Dans la fonction publique territoriale, ce décalage se traduit concrètement par des écarts indemnitaires parfois limités au regard des responsabilités exercées, notamment dans le cadre du RIFSEEP, où les marges d’évolution restent contraintes. À cela s’ajoute une exposition accrue aux risques juridiques et à la responsabilité, y compris pénale dans certaines situations sensibles (sécurité, accidents de service, harcèlement), sans mécanisme de compensation réellement proportionné.
Le manager peut ainsi avoir le sentiment de s’exposer davantage, sur le plan professionnel comme personnel, sans réelle contrepartie, ce qui conduit à un arbitrage rationnel défavorable à l’accès aux fonctions d’encadrement.
Le management implique aujourd’hui une disponibilité accrue. Réunions tardives, sollicitations permanentes, gestion de l’urgence : la frontière entre temps professionnel et temps personnel tend à s’effacer.
Pour les jeunes générations, particulièrement attentives à l’équilibre de vie, cette porosité constitue un facteur dissuasif majeur. Le management est alors perçu comme un facteur de déséquilibre durable plutôt que comme une opportunité d’évolution.
Cette évolution s’inscrit pleinement dans les tendances observées chez la génération Z, souvent décrite dans les études récentes comme plus attachée au sens, à l’autonomie et à l’équilibre de vie qu’aux marqueurs hiérarchiques traditionnels.

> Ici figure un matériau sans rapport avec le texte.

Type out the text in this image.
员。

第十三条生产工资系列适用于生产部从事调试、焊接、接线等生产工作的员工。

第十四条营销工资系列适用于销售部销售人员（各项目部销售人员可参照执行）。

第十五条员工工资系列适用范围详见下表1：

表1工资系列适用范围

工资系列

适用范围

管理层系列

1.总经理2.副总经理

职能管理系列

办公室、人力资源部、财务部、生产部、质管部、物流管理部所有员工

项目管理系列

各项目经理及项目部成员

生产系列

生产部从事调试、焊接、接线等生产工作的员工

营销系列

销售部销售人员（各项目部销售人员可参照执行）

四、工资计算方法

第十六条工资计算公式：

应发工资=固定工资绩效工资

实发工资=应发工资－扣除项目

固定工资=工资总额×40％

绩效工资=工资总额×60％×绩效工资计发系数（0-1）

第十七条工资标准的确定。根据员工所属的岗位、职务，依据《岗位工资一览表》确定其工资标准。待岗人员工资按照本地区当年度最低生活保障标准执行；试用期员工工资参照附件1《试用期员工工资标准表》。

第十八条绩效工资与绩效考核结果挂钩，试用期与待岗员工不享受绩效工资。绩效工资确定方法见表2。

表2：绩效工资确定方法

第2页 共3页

Contrairement aux générations précédentes, les moins de 30 ans n’associent plus systématiquement le management à la réussite professionnelle. D’autres formes d’accomplissement prennent de l’importance : expertise métier, autonomie dans le travail, impact concret des missions ou encore qualité de vie au travail.
Dans ce contexte, refuser un poste de manager ne traduit pas un rejet de la responsabilité. Il s’agit plutôt d’une redéfinition des priorités professionnelles. L’ambition ne disparaît pas, elle évolue vers d’autres formes de reconnaissance et d’engagement.

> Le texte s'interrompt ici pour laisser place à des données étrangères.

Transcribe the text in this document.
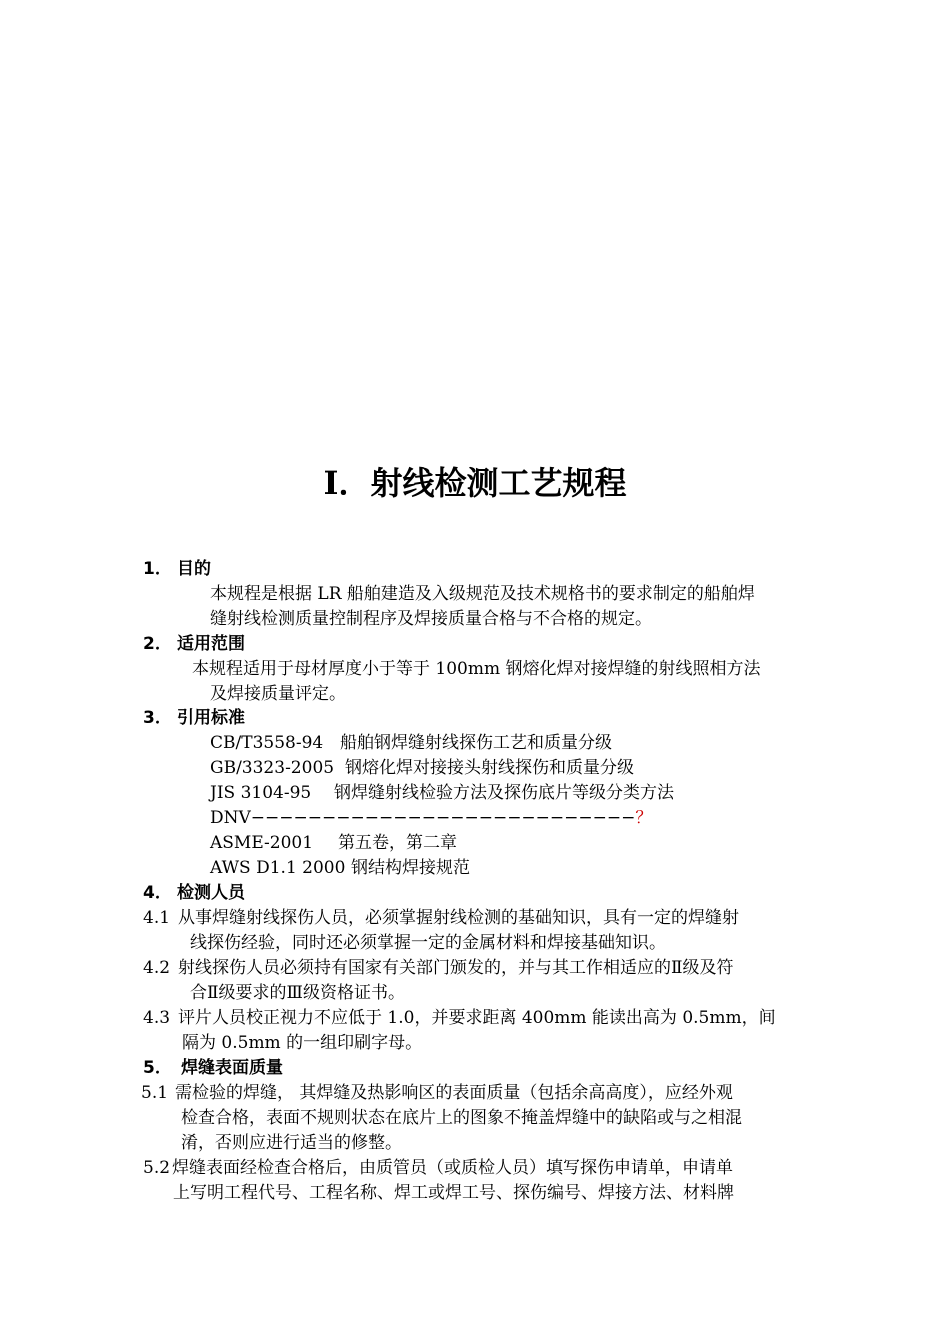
I．射线检测工艺规程
1． 目的
本规程是根据 LR 船舶建造及入级规范及技术规格书的要求制定的船舶焊
缝射线检测质量控制程序及焊接质量合格与不合格的规定。
2． 适用范围
本规程适用于母材厚度小于等于 100mm 钢熔化焊对接焊缝的射线照相方法
及焊接质量评定。
3． 引用标准
CB/T3558-94 船舶钢焊缝射线探伤工艺和质量分级
GB/3323-2005 钢熔化焊对接接头射线探伤和质量分级
JIS 3104-95 钢焊缝射线检验方法及探伤底片等级分类方法
DNV−−−−−−−−−−−−−−−−−−−−−−−−−−−？
ASME-2001 第五卷，第二章
AWS D1.1 2000 钢结构焊接规范
4． 检测人员
4.1 从事焊缝射线探伤人员，必须掌握射线检测的基础知识，具有一定的焊缝射
线探伤经验，同时还必须掌握一定的金属材料和焊接基础知识。
4.2 射线探伤人员必须持有国家有关部门颁发的，并与其工作相适应的Ⅱ级及符
合Ⅱ级要求的Ⅲ级资格证书。
4.3 评片人员校正视力不应低于 1.0，并要求距离 400mm 能读出高为 0.5mm，间
隔为 0.5mm 的一组印刷字母。
5． 焊缝表面质量
5.1 需检验的焊缝， 其焊缝及热影响区的表面质量（包括余高高度），应经外观
检查合格，表面不规则状态在底片上的图象不掩盖焊缝中的缺陷或与之相混
淆，否则应进行适当的修整。
5.2 焊缝表面经检查合格后，由质管员（或质检人员）填写探伤申请单，申请单
上写明工程代号、工程名称、焊工或焊工号、探伤编号、焊接方法、材料牌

Le travail n’est plus perçu comme une promesse de stabilité durable. Les transformations organisationnelles, les réformes successives et les contraintes budgétaires ont profondément modifié les repères professionnels.
Dans la fonction publique territoriale, cette évolution se traduit par une pression accrue sur les encadrants, sommés de faire plus avec moins tout en maintenant un haut niveau de service public. Cette tension permanente fragilise l’attractivité du rôle et renforce les hésitations à accéder à des fonctions managériales.
Le modèle hiérarchique traditionnel, fondé sur le contrôle et la transmission descendante, est progressivement remis en cause. L’émergence de l’intelligence artificielle, des outils collaboratifs et des organisations plus horizontales transforme en profondeur les modes de travail.
Dans ce nouveau contexte, le manager ne peut plus se limiter à un rôle de supervision. Il devient un facilitateur, un animateur de collectif et un créateur de sens. Cette transformation implique de nouvelles compétences et une clarification du rôle, encore trop souvent absente dans les collectivités.
La désaffection des jeunes générations pour le management ne doit pas être interprétée comme un rejet de la responsabilité. Elle met en évidence un décalage entre un modèle managérial hérité et les attentes contemporaines.
Pour les employeurs publics territoriaux, l’enjeu est stratégique. Redonner envie de manager suppose une transformation réelle des conditions d’exercice : clarification des missions, allègement des charges administratives, reconnaissance tangible des responsabilités, accompagnement renforcé des encadrants et évolution vers un management plus collaboratif et porteur de sens.
À défaut, le risque est celui d’une crise durable des vocations managériales, avec des conséquences directes sur la qualité du service public et la capacité des collectivités à piloter leurs politiques.
Repenser le management n’est plus une option. C’est une nécessité.